VALÈNCIA. Sin anestesia: el Valencia CF puso a la venta sus acciones porque los que decían servir al club, en realidad, se servían de él. Así apareció Peter Lim, susto o muerte, para sacar la chequera y lograr que el valencianismo, confundido, tuviera que escoger entre un desconocido millonario o arriesgarse a la desaparición del club. Fue susto, fue Lim. Culpa de los que no protegieron un sentimiento centenario, sino que lo maltrataron hasta ponerlo pecio, subastarlo y entregarlo a unas manos llenas de dinero, pero ajenas a su historia, tradición y sentimiento. De aquellos polvos, estos lodos.
Don Peter, empresario de éxito y fortuna que se enamora de sus inversiones con la misma intensidad de la que se desenamora, teledirige el club desde Singapur, su campo base, sin tener contacto con el respirar diario de Valencia. Para eso, para que le cuenten el latir de su inversión, delega en una cohorte de súbditos, que no empleados, que tienen, como única misión, jalear, palmear y cumplir toda aquella instrucción del patrón, sea disparatada o no.
Don Peter, consciente de que entró en el Valencia CF pero el club jamás entrará en él, siempre ha escogido contemplar su inversión aplicando una excesiva distancia social. Es lógico. Para él, el VCF sólo es una ola más en mitad de un mar de inmuebles y empresas. No engaña a nadie: quiere engordar su cuenta corriente. Así que, hasta que encuentre comprador o le reintegren su inversión, va a seguir teledirigiendo el club, a su antojo, sin importarle un pimiento los sentimientos de sus clientes. Que el pueblo esté decepcionado le importa entre poco, nada y menos que nada. En caso de duda, apliquen el lema Corleone: “No es personal, sólo son negocios”
Precisamente por eso, sorprende tanto que, víctima de un ataque de celos, decidiese prescindir de sus dos mejores empleados, los que cuidaban de su negocio. Echó al mejor entrenador posible de su negocio, sin que le importase que revalorizase en cientos de millones sus activos y sin tener en cuenta que devolvió la alegría a sus clientes. Y por el mismo precio, porque el ego no se compra con dinero, despidió al mejor gestor posible de su negocio, el que cuidaba de que la deuda no se disparase y de que el discurso fuera coherente.

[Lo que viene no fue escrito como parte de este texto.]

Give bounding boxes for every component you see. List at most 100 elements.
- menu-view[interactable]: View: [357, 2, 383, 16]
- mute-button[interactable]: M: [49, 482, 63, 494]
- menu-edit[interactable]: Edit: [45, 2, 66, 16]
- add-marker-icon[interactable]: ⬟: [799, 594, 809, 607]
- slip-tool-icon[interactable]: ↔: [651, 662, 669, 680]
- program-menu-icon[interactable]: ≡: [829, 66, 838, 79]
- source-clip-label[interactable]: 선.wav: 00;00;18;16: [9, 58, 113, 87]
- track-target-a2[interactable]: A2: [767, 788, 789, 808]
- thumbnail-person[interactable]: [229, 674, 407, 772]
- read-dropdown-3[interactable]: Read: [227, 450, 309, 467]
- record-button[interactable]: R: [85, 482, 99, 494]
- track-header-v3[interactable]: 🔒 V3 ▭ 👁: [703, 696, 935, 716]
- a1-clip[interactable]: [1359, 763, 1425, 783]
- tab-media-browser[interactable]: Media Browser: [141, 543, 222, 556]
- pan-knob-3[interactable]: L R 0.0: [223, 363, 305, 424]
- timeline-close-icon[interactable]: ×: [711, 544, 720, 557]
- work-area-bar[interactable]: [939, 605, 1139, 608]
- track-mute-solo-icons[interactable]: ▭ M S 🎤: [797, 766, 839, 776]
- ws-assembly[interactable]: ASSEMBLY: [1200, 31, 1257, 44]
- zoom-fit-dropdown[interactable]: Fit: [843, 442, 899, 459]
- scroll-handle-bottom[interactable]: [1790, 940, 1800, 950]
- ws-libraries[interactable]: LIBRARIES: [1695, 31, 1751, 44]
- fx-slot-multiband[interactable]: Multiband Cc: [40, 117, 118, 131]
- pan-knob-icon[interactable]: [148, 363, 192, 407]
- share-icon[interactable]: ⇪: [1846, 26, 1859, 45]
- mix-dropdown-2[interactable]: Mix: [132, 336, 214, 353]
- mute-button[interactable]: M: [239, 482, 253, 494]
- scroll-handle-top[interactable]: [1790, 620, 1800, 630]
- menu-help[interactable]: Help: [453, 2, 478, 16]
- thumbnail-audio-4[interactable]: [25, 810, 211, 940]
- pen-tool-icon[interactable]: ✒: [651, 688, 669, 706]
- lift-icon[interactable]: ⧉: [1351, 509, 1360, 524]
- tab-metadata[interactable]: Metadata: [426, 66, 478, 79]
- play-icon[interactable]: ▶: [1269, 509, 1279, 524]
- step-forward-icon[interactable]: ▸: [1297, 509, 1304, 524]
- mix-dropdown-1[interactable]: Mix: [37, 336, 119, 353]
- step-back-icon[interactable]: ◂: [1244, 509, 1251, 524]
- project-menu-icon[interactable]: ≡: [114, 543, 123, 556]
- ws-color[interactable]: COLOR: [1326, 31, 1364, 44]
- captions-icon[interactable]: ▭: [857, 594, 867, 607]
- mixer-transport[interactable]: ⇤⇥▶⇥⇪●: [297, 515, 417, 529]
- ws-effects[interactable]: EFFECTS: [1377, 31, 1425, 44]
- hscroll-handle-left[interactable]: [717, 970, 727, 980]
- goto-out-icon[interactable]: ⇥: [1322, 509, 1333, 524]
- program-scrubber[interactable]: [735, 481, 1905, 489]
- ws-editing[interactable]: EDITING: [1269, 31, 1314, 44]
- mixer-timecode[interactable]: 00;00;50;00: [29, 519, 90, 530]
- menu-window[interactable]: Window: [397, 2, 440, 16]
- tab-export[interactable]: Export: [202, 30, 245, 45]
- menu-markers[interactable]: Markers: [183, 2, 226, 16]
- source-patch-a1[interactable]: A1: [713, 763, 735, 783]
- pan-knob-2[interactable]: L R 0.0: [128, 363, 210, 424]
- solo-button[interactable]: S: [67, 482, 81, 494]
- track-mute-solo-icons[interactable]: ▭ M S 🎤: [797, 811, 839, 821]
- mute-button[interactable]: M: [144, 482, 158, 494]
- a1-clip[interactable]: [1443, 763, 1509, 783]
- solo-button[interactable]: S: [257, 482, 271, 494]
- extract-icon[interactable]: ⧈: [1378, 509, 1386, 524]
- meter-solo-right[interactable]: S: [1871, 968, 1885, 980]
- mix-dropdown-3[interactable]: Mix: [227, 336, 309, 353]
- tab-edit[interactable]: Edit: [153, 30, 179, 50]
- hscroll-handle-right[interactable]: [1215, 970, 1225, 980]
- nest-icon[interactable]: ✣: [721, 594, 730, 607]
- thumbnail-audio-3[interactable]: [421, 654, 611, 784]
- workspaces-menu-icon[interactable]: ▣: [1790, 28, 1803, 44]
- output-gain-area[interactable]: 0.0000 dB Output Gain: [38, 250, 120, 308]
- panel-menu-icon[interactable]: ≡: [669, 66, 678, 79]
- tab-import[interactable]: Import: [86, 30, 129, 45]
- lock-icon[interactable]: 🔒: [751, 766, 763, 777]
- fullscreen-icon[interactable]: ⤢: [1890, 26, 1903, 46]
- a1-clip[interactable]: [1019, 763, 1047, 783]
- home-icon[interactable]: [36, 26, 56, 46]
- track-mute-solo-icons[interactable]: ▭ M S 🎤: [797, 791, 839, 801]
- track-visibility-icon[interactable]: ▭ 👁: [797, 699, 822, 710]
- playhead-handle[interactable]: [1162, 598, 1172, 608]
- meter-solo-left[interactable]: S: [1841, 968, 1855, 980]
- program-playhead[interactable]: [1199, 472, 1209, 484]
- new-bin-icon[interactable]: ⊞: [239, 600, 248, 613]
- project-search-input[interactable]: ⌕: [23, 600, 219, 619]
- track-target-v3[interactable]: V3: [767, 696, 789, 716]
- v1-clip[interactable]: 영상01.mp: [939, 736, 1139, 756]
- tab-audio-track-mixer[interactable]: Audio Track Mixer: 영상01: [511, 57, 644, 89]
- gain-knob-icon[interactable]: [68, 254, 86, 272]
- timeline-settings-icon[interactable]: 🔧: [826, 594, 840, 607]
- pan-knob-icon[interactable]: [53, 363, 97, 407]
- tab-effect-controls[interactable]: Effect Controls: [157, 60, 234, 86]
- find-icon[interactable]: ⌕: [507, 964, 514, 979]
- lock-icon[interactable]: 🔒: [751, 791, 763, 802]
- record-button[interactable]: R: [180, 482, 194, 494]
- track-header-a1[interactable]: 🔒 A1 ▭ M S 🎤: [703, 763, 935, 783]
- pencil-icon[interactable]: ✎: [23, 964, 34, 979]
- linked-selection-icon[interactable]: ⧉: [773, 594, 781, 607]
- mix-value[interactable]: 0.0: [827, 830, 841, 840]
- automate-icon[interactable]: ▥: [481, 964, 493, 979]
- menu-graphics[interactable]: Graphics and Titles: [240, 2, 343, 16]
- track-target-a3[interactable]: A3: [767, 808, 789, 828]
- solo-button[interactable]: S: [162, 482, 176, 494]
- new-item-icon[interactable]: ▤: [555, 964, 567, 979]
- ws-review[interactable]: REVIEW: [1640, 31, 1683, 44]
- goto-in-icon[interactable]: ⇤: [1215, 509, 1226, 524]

En su lugar, decidió dejar el negocio a cargo de un empleado al que nombró presidente y que tuvo la genial idea de mandar callar a sus clientes y jactarse de ello. Y como le da igual ocho que ochenta que ochocientos cincuenta, puso al frente del negocio a un empleado al que el cargo de entrenador le queda igual de grande que al de su presidente. ¿Qué el negocio es una ruina? Habrá que tirar del protocolo de rigor: cambiar todo para que nada cambie. Partida nueva y vuelta a la casilla de salida. El dueño activará el control remoto, pondrá al frente del negocio a otro empleado nuevo que le aconseje su socio-amigo y aquí paz, y después, gloria. Sin anestesia.